И он намерен к хуям собачьим закрыть эту шарагу.


Ладно, может, не целую шарагу, но одного танцора точно.


Очень злой и очень уважаемый Арсений Сергеевич не идёт по коридору, а почти летит. Администратор внизу все пыталась мило улыбаться и доказывать, что разумнее было бы подождать конца занятий, но Арсений посмотрел на нее специально выученным перед зеркалом строгим взглядом, и девушка поджала губы.


А теперь он петляет по одинаковым коридорам с вездесущим синим ковролином и хмурился ещё сильнее, раз за разом промахиваясь с номером зала. Одни и те же панорамные окна, светлые паркеты и улыбчивые тренера, которых даже тронуть страшно — мигом сбросят лучистый свой облик и начнут яростно выпытывать, почему это мы не в форме и что вообще забыли на их исключительно важных самбах и румбах.


Арсений раздражается все больше и больше, цепляясь уже без разбора, лишь бы попасть, хотя уже даже не надеется и думает, что лучше было бы и правда подождать, а это значит, что придется извиниться перед администратором, или, нет, в жопу ее, хотя бы дочь забрать и дома с ней поговорить, а на тренера уже насрать, потом как-нибудь займётся, да и вообще


Поток его мыслей прерывает радостное «папа!» стоит открыть ему, кажется, последнюю дверь в коридоре, и внезапные объятья. Арсений удивлённо разглядывает темную макушку, прижатую к его животу, а затем с улыбкой треплет дочь по волосам.


— Папа, ты всё-таки пришел! Я думала, ты забыл про семейное занятие.


Семейное… Что?


Арсений отстраняется от радостно улыбающейся дочери и хмурится. Только сейчас он оглядывает зал.
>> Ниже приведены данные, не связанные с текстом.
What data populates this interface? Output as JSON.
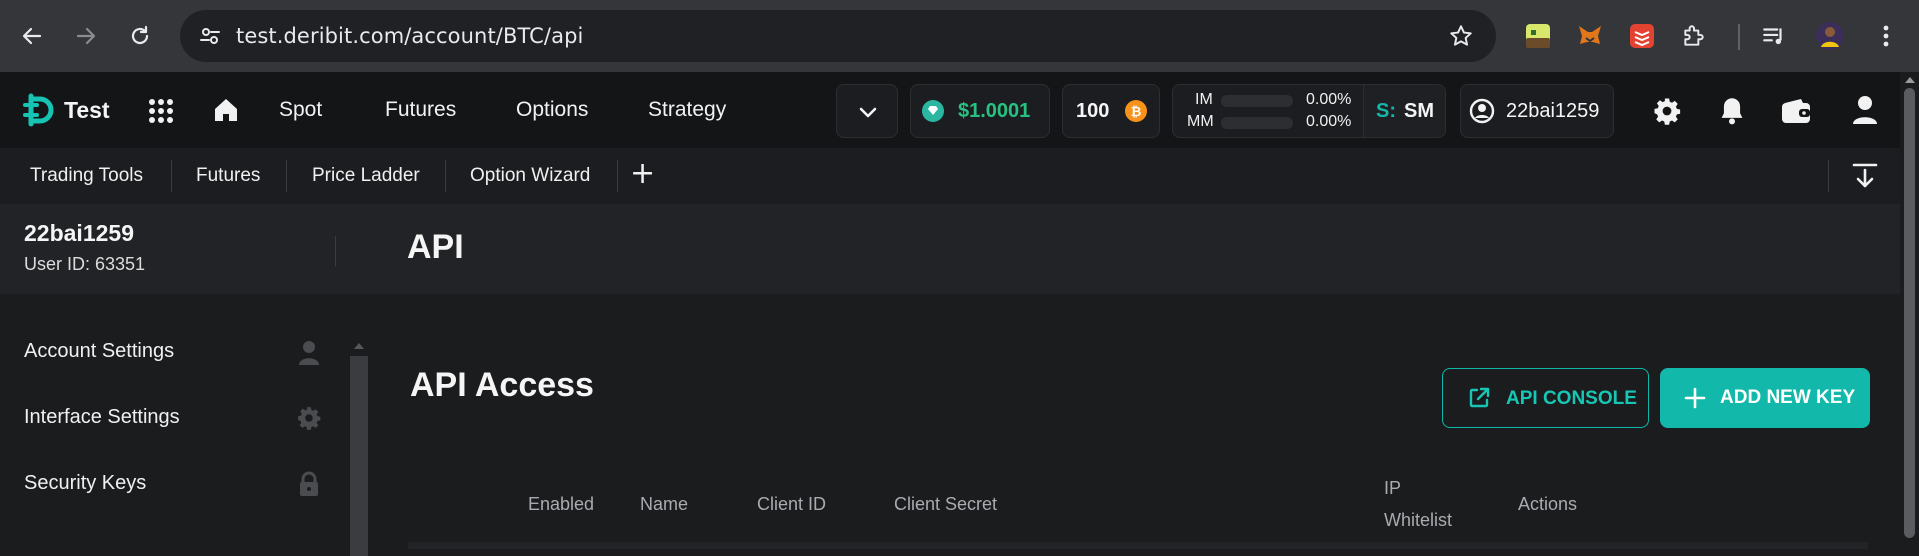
{
  "browser": {
    "url": "test.deribit.com/account/BTC/api"
  },
  "header": {
    "logo_text": "Test",
    "nav": [
      "Spot",
      "Futures",
      "Options",
      "Strategy"
    ],
    "balance": "$1.0001",
    "btc_amount": "100",
    "im_label": "IM",
    "mm_label": "MM",
    "im_value": "0.00%",
    "mm_value": "0.00%",
    "im_fraction": 0,
    "mm_fraction": 0,
    "mode_prefix": "S:",
    "mode_value": "SM",
    "username": "22bai1259",
    "colors": {
      "accent": "#12b8a9",
      "balance_green": "#27c281",
      "btc_orange": "#f7931a"
    }
  },
  "toolbar": {
    "items": [
      "Trading Tools",
      "Futures",
      "Price Ladder",
      "Option Wizard"
    ],
    "add_label": "+"
  },
  "user": {
    "name": "22bai1259",
    "user_id": "User ID: 63351"
  },
  "page": {
    "title": "API"
  },
  "sidebar": {
    "items": [
      {
        "label": "Account Settings",
        "icon": "user-icon"
      },
      {
        "label": "Interface Settings",
        "icon": "gear-icon"
      },
      {
        "label": "Security Keys",
        "icon": "lock-icon"
      }
    ]
  },
  "api": {
    "heading": "API Access",
    "console_label": "API CONSOLE",
    "add_key_label": "ADD NEW KEY",
    "columns": {
      "enabled": "Enabled",
      "name": "Name",
      "client_id": "Client ID",
      "client_secret": "Client Secret",
      "ip_line1": "IP",
      "ip_line2": "Whitelist",
      "actions": "Actions"
    }
  }
}
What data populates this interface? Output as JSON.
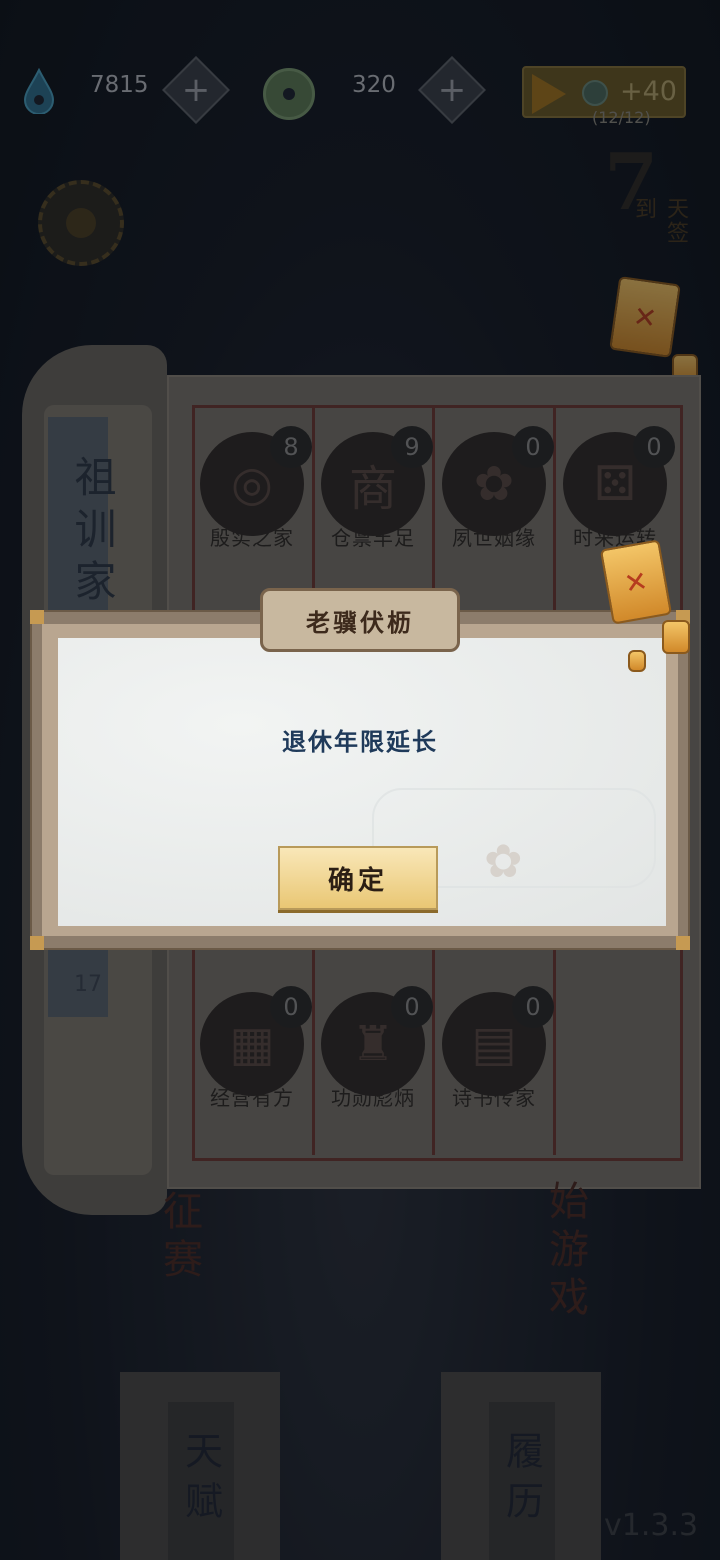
{
  "topbar": {
    "water_amount": "7815",
    "coin_amount": "320",
    "ad_reward": "+40",
    "ad_count": "(12/12)"
  },
  "checkin": {
    "number": "7",
    "label": "天签到"
  },
  "book": {
    "title": "祖训家",
    "page_number": "17",
    "tiles_top": [
      {
        "name": "殷实之家",
        "count": "8",
        "icon": "coins-icon"
      },
      {
        "name": "仓禀丰足",
        "count": "9",
        "glyph": "商",
        "icon": "shop-icon"
      },
      {
        "name": "夙世姻缘",
        "count": "0",
        "icon": "flower-icon"
      },
      {
        "name": "时来运转",
        "count": "0",
        "icon": "dice-icon"
      }
    ],
    "tiles_bottom": [
      {
        "name": "经营有方",
        "count": "0",
        "icon": "abacus-icon"
      },
      {
        "name": "功勋彪炳",
        "count": "0",
        "icon": "seal-icon"
      },
      {
        "name": "诗书传家",
        "count": "0",
        "icon": "book-icon"
      }
    ]
  },
  "background": {
    "left_banner": "征赛",
    "right_banner": "始游戏",
    "tab_talent": "天赋",
    "tab_history": "履历",
    "version": "v1.3.3"
  },
  "dialog": {
    "title": "老骥伏枥",
    "message": "退休年限延长",
    "confirm": "确定"
  },
  "colors": {
    "background": "#1c2431",
    "dialog_panel": "#e8ebea",
    "message_text": "#1f3a5a",
    "button_gold": "#e9c774"
  }
}
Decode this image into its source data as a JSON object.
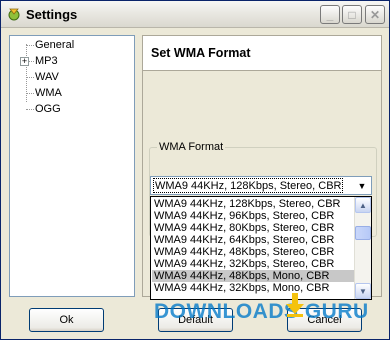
{
  "window": {
    "title": "Settings"
  },
  "tree": {
    "items": [
      {
        "label": "General",
        "expandable": false
      },
      {
        "label": "MP3",
        "expandable": true
      },
      {
        "label": "WAV",
        "expandable": false
      },
      {
        "label": "WMA",
        "expandable": false
      },
      {
        "label": "OGG",
        "expandable": false
      }
    ]
  },
  "panel": {
    "title": "Set WMA Format",
    "group_label": "WMA Format",
    "combo_value": "WMA9 44KHz, 128Kbps, Stereo, CBR",
    "options": [
      "WMA9 44KHz, 128Kbps, Stereo, CBR",
      "WMA9 44KHz, 96Kbps, Stereo, CBR",
      "WMA9 44KHz, 80Kbps, Stereo, CBR",
      "WMA9 44KHz, 64Kbps, Stereo, CBR",
      "WMA9 44KHz, 48Kbps, Stereo, CBR",
      "WMA9 44KHz, 32Kbps, Stereo, CBR",
      "WMA9 44KHz, 48Kbps, Mono, CBR",
      "WMA9 44KHz, 32Kbps, Mono, CBR"
    ],
    "selected_index": 6
  },
  "buttons": {
    "ok": "Ok",
    "default": "Default",
    "cancel": "Cancel"
  },
  "watermark": {
    "text": "DOWNLOADS GURU"
  },
  "colors": {
    "window_bg": "#ece9d8",
    "border_blue": "#7f9db9",
    "watermark": "#0078c8"
  }
}
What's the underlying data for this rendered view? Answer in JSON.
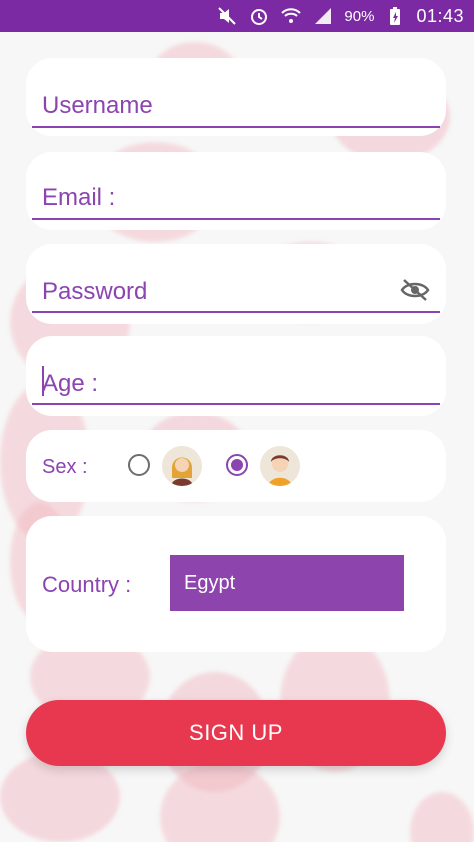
{
  "status_bar": {
    "battery_percent": "90%",
    "time": "01:43",
    "icons": [
      "mute-icon",
      "alarm-icon",
      "wifi-icon",
      "signal-icon",
      "battery-charging-icon"
    ]
  },
  "form": {
    "username": {
      "placeholder": "Username",
      "value": ""
    },
    "email": {
      "placeholder": "Email :",
      "value": ""
    },
    "password": {
      "placeholder": "Password",
      "value": "",
      "toggle_icon": "eye-off-icon"
    },
    "age": {
      "placeholder": "Age :",
      "value": ""
    },
    "sex": {
      "label": "Sex :",
      "options": [
        {
          "icon": "female-avatar-icon",
          "selected": false
        },
        {
          "icon": "male-avatar-icon",
          "selected": true
        }
      ]
    },
    "country": {
      "label": "Country :",
      "selected": "Egypt"
    }
  },
  "actions": {
    "signup_label": "SIGN UP"
  },
  "colors": {
    "status_bar": "#7b2aa3",
    "accent": "#8b44b0",
    "select_bg": "#8e44ad",
    "button": "#e8384f"
  }
}
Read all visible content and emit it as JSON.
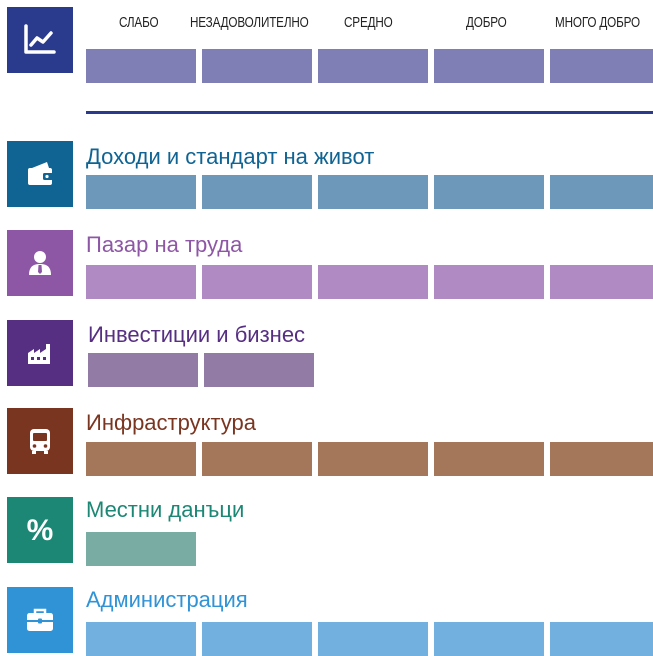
{
  "chart_data": {
    "type": "bar",
    "scale_labels": [
      "СЛАБО",
      "НЕЗАДОВОЛИТЕЛНО",
      "СРЕДНО",
      "ДОБРО",
      "МНОГО ДОБРО"
    ],
    "categories": [
      "Доходи и стандарт на живот",
      "Пазар на труда",
      "Инвестиции и бизнес",
      "Инфраструктура",
      "Местни данъци",
      "Администрация"
    ],
    "values": [
      5,
      5,
      2,
      5,
      1,
      5
    ],
    "xlim": [
      0,
      5
    ]
  },
  "header": {
    "icon": "line-chart-icon",
    "color": "#2a3a8c",
    "bar_color": "#7f7fb6"
  },
  "rows": [
    {
      "label": "Доходи и стандарт на живот",
      "icon": "wallet-icon",
      "icon_color": "#0f6493",
      "title_color": "#0f6493",
      "bar_color": "#6e98ba"
    },
    {
      "label": "Пазар на труда",
      "icon": "person-icon",
      "icon_color": "#8e57a6",
      "title_color": "#8e57a6",
      "bar_color": "#b08bc3"
    },
    {
      "label": "Инвестиции и бизнес",
      "icon": "factory-icon",
      "icon_color": "#572f82",
      "title_color": "#572f82",
      "bar_color": "#927ba4"
    },
    {
      "label": "Инфраструктура",
      "icon": "bus-icon",
      "icon_color": "#7a3520",
      "title_color": "#7a3520",
      "bar_color": "#a5775a"
    },
    {
      "label": "Местни данъци",
      "icon": "percent-icon",
      "icon_color": "#1c8774",
      "title_color": "#1c8774",
      "bar_color": "#79ada4"
    },
    {
      "label": "Администрация",
      "icon": "briefcase-icon",
      "icon_color": "#2f93d6",
      "title_color": "#2f93d6",
      "bar_color": "#72b0e0"
    }
  ]
}
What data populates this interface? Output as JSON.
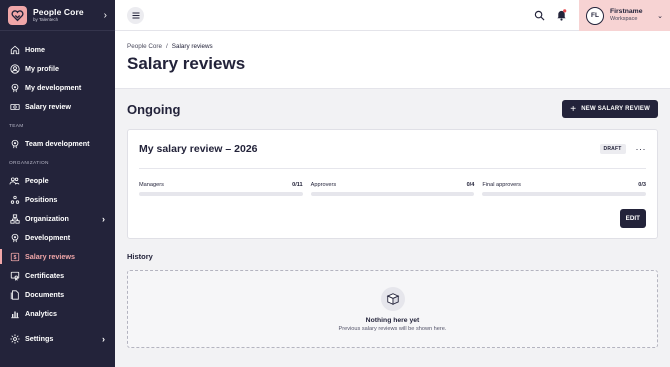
{
  "brand": {
    "title": "People Core",
    "subtitle": "by Talentech"
  },
  "sidebar": {
    "items_top": [
      {
        "label": "Home",
        "icon": "home-icon"
      },
      {
        "label": "My profile",
        "icon": "user-icon"
      },
      {
        "label": "My development",
        "icon": "development-icon"
      },
      {
        "label": "Salary review",
        "icon": "money-icon"
      }
    ],
    "team_label": "TEAM",
    "items_team": [
      {
        "label": "Team development",
        "icon": "development-icon"
      }
    ],
    "org_label": "ORGANIZATION",
    "items_org": [
      {
        "label": "People",
        "icon": "people-icon"
      },
      {
        "label": "Positions",
        "icon": "positions-icon"
      },
      {
        "label": "Organization",
        "icon": "org-icon"
      },
      {
        "label": "Development",
        "icon": "development-icon"
      },
      {
        "label": "Salary reviews",
        "icon": "salary-icon"
      },
      {
        "label": "Certificates",
        "icon": "certificate-icon"
      },
      {
        "label": "Documents",
        "icon": "documents-icon"
      },
      {
        "label": "Analytics",
        "icon": "analytics-icon"
      }
    ],
    "settings_label": "Settings"
  },
  "user": {
    "initials": "FL",
    "name": "Firstname",
    "workspace": "Workspace"
  },
  "breadcrumb": {
    "root": "People Core",
    "separator": "/",
    "current": "Salary reviews"
  },
  "page": {
    "title": "Salary reviews"
  },
  "ongoing": {
    "title": "Ongoing",
    "new_button": "NEW SALARY REVIEW"
  },
  "review_card": {
    "title": "My salary review – 2026",
    "status": "DRAFT",
    "more": "···",
    "progress": [
      {
        "label": "Managers",
        "value": "0/11",
        "fraction": 0
      },
      {
        "label": "Approvers",
        "value": "0/4",
        "fraction": 0
      },
      {
        "label": "Final approvers",
        "value": "0/3",
        "fraction": 0
      }
    ],
    "edit_button": "EDIT"
  },
  "history": {
    "title": "History",
    "empty_title": "Nothing here yet",
    "empty_subtitle": "Previous salary reviews will be shown here."
  },
  "colors": {
    "sidebar": "#23233a",
    "accent": "#f0a6a8",
    "user_box": "#f7d3d3"
  }
}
Точно такой же, как и предыдущие: светлый, просторный, исключительно синий и зеркальный. Единственное смущающее обстоятельство — во внушительной группе из мелких детей, не достающих ему и до груди, редкими соснами торчат уставшие лица серьезных дяденек и тётенек. Уставшие, но, вроде как, довольные.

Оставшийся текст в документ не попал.